The Graves Amendment: Where Does Liability Lie When a Rental Car Driver Causes an Accident?
In all likelihood, you have never heard of the Graves Amendment. Nevertheless, this little-known federal law affects you every time you rent a car or other vehicle or if you sustain injuries because someone driving a rental vehicle strikes you.
Named for Missouri Rep. Sam Graves who originally proposed it, the Graves Amendment became part of the massive federal highway bill that former President George W. Bush signed into law in 2005 while in office. Basically, the Graves Amendment says that vehicle rental companies cannot be held liable for the accidents and injuries caused by the negligence or wrongdoing of the people who rent their vehicles.
Pre-Graves Amendment Lawsuits
Prior to the passage of the Graves Amendment, plaintiffs in personal injury lawsuits involving rental cars routinely named both the driver and the company from which he or she rented the vehicle as defendants. Why? Because the rental company owned the vehicle; the driver merely rented it from the company.
Under the legal doctrine of vicarious liability, a “supervisory” person or entity bears imputed responsibility for the negligent or wrongful acts of anyone with whom they have a “special relationship”. In these types of lawsuits, the supervisory entity is the rental company that owns the vehicle. The special relationship is the rental agreement between the company and the customers to whom they rent their cars.
Consequently, before the Graves Amendment, car rental companies, which always had “deeper pockets” than the people who drove their rented cars, often had to pay multi-million-dollar settlements and jury awards to injured plaintiffs. One such New York case resulted in Budget Rent-a-Car paying $21 million to an injured pedestrian. This occurred even though the company had done nothing wrong or negligent. All it did was rent a vehicle to the driver who hit the pedestrian.
Per Rep. Graves, this type of vicarious liability cost American consumers an extra $100 million each year in increased vehicle rental costs. Amendment opponents, however, argued that the amendment would prevent injury victims from obtaining any compensation at all if an uninsured rental car driver struck them. Nevertheless, the amendment passed by a narrow majority.
Graves Amendment Applicability
The Graves Amendment, found at 49 U.S. Code Section 30106, states that “An owner of a motor vehicle that rents or leases the vehicle to a person … shall not be liable under the law of any State … by reason of being the owner of the vehicle … for harm to persons or property that results or arises out of the use, operation, or possession of the vehicle during the period of the rental or lease” under two circumstances. The owner must be “engaged in the trade or business of renting or leasing motor vehicles”. In addition, there must be “no negligence or criminal wrongdoing on the part of the owner.”
This federal statute supersedes state laws addressing the issue of liability. It does not, however, supersede state financial responsibility laws. In other words, to avail itself of Graves Amendment protection, a vehicle rental company must maintain the amount of liability insurance required by the state in which it does business.
Remember, the Grave Amendment only relieves a rental company from liability under specific conditions.
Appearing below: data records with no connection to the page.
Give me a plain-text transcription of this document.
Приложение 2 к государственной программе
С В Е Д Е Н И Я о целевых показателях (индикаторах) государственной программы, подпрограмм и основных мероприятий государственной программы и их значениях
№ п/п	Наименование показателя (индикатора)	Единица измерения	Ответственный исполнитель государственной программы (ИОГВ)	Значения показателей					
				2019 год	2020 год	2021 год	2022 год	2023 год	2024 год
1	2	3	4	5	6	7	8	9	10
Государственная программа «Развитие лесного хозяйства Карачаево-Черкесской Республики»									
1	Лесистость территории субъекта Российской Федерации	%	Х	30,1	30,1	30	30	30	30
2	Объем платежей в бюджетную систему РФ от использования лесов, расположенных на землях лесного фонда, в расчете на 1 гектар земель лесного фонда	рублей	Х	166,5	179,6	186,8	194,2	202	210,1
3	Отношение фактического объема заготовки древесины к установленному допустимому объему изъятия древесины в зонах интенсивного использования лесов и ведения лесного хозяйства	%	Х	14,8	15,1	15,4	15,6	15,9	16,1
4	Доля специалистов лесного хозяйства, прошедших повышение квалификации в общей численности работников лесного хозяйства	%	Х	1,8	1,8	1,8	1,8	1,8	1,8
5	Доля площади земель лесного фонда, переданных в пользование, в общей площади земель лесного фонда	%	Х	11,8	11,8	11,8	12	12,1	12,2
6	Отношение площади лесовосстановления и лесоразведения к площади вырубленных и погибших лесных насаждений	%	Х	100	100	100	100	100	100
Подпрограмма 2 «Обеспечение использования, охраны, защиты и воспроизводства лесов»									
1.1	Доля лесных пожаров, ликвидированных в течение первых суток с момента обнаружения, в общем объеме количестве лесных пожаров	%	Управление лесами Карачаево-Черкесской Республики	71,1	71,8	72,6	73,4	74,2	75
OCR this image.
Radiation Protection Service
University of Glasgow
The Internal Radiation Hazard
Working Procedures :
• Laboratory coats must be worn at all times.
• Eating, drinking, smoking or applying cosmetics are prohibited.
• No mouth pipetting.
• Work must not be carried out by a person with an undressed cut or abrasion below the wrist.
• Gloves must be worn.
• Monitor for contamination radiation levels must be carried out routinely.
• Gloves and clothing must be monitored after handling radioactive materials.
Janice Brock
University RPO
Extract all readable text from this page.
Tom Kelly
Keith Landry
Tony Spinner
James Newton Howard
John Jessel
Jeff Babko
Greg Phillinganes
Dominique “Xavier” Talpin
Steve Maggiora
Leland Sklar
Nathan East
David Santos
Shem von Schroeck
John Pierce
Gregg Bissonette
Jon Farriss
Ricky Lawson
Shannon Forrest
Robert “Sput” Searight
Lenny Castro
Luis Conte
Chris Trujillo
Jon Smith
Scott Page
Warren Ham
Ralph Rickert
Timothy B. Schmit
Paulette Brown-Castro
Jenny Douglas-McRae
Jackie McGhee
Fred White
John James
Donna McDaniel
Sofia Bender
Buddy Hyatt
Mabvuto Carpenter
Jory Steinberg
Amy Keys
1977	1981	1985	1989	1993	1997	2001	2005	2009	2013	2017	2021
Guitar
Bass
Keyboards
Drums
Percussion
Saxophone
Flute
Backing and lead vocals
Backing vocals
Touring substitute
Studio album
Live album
The basis of the plaintiff’s only claim against it is that it owned the car involved in the accident. If the company itself was somehow negligent, it could still be held liable under the legal doctrine of negligent entrustment. This doctrine is a sub-species of the vicarious liability doctrine.
Company negligence usually falls into one of the following three categories:
- They rented the vehicle to an impaired driver.
- It rented the vehicle to someone not possessing a valid driver’s license. For instance, an underage person or one holding an expired or suspended license.
- They rented the vehicle to someone with a poor driving record.
Each state has its own laws regarding what you must prove to prevail in a negligent entrustment case. Texas, for example, requires that you show the following five things:
- That the vehicle owner, i.e., the rental company, knowingly entrusted one of their vehicles to a driver
- That the driver was somehow incompetent, unlicensed or reckless
- That while driving the rental vehicle, the driver negligently caused the accident resulting in your injuries
- That the owner had reason to know that the driver was incompetent, unlicensed or reckless
- That said negligence proximately caused the accident, meaning that the driver’s negligence was the main cause of the accident
Despite that the Graves Amendment has been the law of the land for 15 years, some issues still remain. For instance, does it apply to loaner cars that auto dealerships provide to their customers? To date, no court has ever addressed this issue.
Another unanswered question is at what point and to what extent does the rental company’s own insurance kick in when an injured plaintiff sues both the driver and the company that owns the rental car he or she was driving. Can the plaintiff recover up to the limits of both the driver’s personal auto insurance policy and the company’s policy? Or does the company’s policy only kick in when the driver’s policy is insufficient to fully compensate the plaintiff for his or her injuries?
Why You Need a Lawyer
If you sustained injuries in a motor vehicle accident caused by the driver of a rented or leased vehicle, you need the advice, counsel and representation of an experienced local personal injury attorney. He or she will know the laws of your state and how the Graves Amendment has impacted them. He or she can also conduct the proper investigation to determine whether the rental company behaved negligently in some way. This would make the company, as well as the vehicle’s driver, liable for your injuries despite the prohibitions of the Graves Amendment. Finally, he or she will also make sure that you not only file your lawsuit against the proper parties but also that you will file it within the time allowed by your state’s statute of limitations.